Sconces, which were extensively employed, were of brass, of carved and gilt wood, of compo painted and gilt, and of crystal. In design, rectilinear feeling was dominant and in their general purity of motif and restraint of treatment they fully conformed to the prevailing spirit of the style. The same observations apply to chandeliers anent which it is merely necessary to add that crystal was peculiarly in favour owing to brilliance and the manifold reflections.
Fireplaces remained low (Plates 46, 48 and 49) and there were no "continued chimney-pieces," the overmantel space (Plate 45, Fig. 2) being customarily filled by a large mirror (Plates 46,48 and 49). If the ceiling was very high, a decorative panel might be included in the space between the head of the mirror and the cornice. Mantel shelves were low and, in the design and structure of the whole mantel composition, right angles, straight lines and parallel sides took the place of the flowing curves that had previously been in vogue. The depth and breadth of the fireplace itself were somewhat decreased by placing decorative metal side and back plates within the wood or marble trim. Mantels were made of carved and painted wood, of carved stone, or of carved and sometimes inlaid marble. The frieze beneath the shelf was supported on scrolled consoles or brackets or else upon termes or term-like columns.

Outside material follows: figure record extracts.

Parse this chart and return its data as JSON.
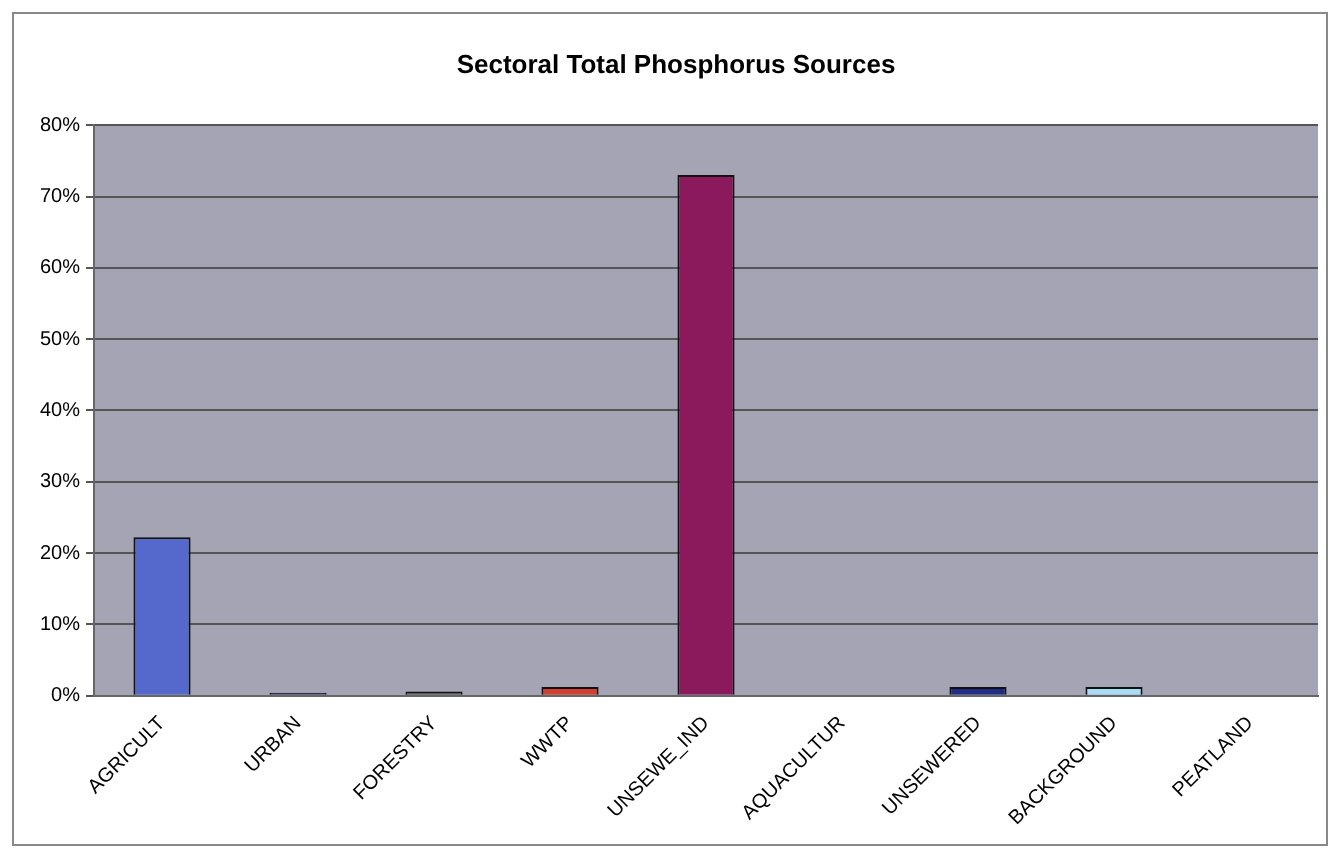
{
  "chart_data": {
    "type": "bar",
    "title": "Sectoral Total Phosphorus Sources",
    "categories": [
      "AGRICULT",
      "URBAN",
      "FORESTRY",
      "WWTP",
      "UNSEWE_IND",
      "AQUACULTUR",
      "UNSEWERED",
      "BACKGROUND",
      "PEATLAND"
    ],
    "values": [
      22.2,
      0.4,
      0.6,
      1.2,
      73,
      0,
      1.2,
      1.2,
      0
    ],
    "colors": [
      "#5568cc",
      "#3a3a78",
      "#555555",
      "#d04030",
      "#8a1a5c",
      "#777777",
      "#1e2c86",
      "#a8dcf2",
      "#777777"
    ],
    "ylim": [
      0,
      80
    ],
    "yticks": [
      {
        "value": 0,
        "label": "0%"
      },
      {
        "value": 10,
        "label": "10%"
      },
      {
        "value": 20,
        "label": "20%"
      },
      {
        "value": 30,
        "label": "30%"
      },
      {
        "value": 40,
        "label": "40%"
      },
      {
        "value": 50,
        "label": "50%"
      },
      {
        "value": 60,
        "label": "60%"
      },
      {
        "value": 70,
        "label": "70%"
      },
      {
        "value": 80,
        "label": "80%"
      }
    ],
    "grid": "y",
    "legend": false
  }
}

Ceilings were much less frequently coved than formerly and were quite commonly flat, an occasional exception being made for flat elliptical vaulting. Unbroken cornices with strong horizontal accent mark (Plates 46, 47 B, 48 and 49) the boundary between walls and ceiling and are distinctly architectural in the character of their members. Not a few of the ceilings were quite plain, while others were enriched with formal plaster mouldings, bands of imbricated foliage and other devices that conformed with the generally classic architectural tone of composition. The mouldings and foliated bands often divided the ceiling into symmetrically panelled spaces. These plaster decorations, standing forth in relief, were frequently coloured and parcel gilt. In the more elaborate ceilings, the flat surfaces were not seldom frescoed or else embellished with classic motifs in low relief which were intensified with subdued colour. The frieze of the cornice might be filled with motifs of purely architectural derivation or else with swags, festoons, wreaths and other items of semi-architectural or of conventionalised naturalistic origin. These latter might be in moulded relief and coloured or gilt or they might be wholly painted on a flat surface.